Oui, mais vieillir m’apprend tellement de choses. Je pense que je suis moins con qu’avant ! Je sais mieux ce que je veux, je n’ai plus d’ambition vaines et imprécises. Je suis plus mûr, je sais où sont les vraies choses. C’est pour ça que je suis rhabillé sur l’affiche : j’ai compris des trucs. C’est un cadeau de l’âge, je me sens beaucoup plus léger, moins encombré, car mieux guidé. Je ne suis plus perdu comme j’ai pu l’être.
Toute une génération de quadras va se reconnaître !
Tout à fait. Mais, tous les soirs, des jeunes de 20 piges me disent que je les ai fait rire en leur montrant ce qui les attend, ce que leurs parents ont connu. A la fin, j’ai moins de mal à donner mon âge.
Le vrai thème du spectacle, c’est votre paternité ?
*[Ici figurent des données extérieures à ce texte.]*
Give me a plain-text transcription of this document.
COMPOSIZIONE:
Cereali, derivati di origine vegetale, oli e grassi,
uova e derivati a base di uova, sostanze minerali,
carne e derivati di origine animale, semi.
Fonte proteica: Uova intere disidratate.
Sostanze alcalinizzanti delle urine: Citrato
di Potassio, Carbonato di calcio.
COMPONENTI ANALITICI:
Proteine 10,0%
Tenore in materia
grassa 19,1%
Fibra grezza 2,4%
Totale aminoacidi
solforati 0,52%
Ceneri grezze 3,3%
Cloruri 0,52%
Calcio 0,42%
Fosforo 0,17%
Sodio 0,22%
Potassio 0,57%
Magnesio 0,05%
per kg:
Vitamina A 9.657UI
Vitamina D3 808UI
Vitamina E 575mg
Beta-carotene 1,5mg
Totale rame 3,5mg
Exact, c’est de raconter que j’ai fini par y aller ! J’aimais bien ma vie avant et j’ai eu peur qu’elle change, donc j’ai retardé cette paternité. Peur que cela modifie l’équilibre que nous avions trouvé dans notre couple : devoir rester tout le temps à la maison, ne plus pouvoir sortir dîner, faire la fête… Mais ce qui me faisait peur n’aurait pas dû me faire peur. Et j’ai une petite fille de 6 ans que j’aime à la folie !
On s’attend à ce que vous évoquiez votre relation de couple… mais non ! Pourquoi ?
J’en ai beaucoup parlé dans le premier spectacle, avant de prendre la décision de faire un enfant. Cette fois-ci, c’est le rapport entre le père et l’enfant. Pour le couple, ce sera le prochain spectacle, Emmanuel 3. (Rires.)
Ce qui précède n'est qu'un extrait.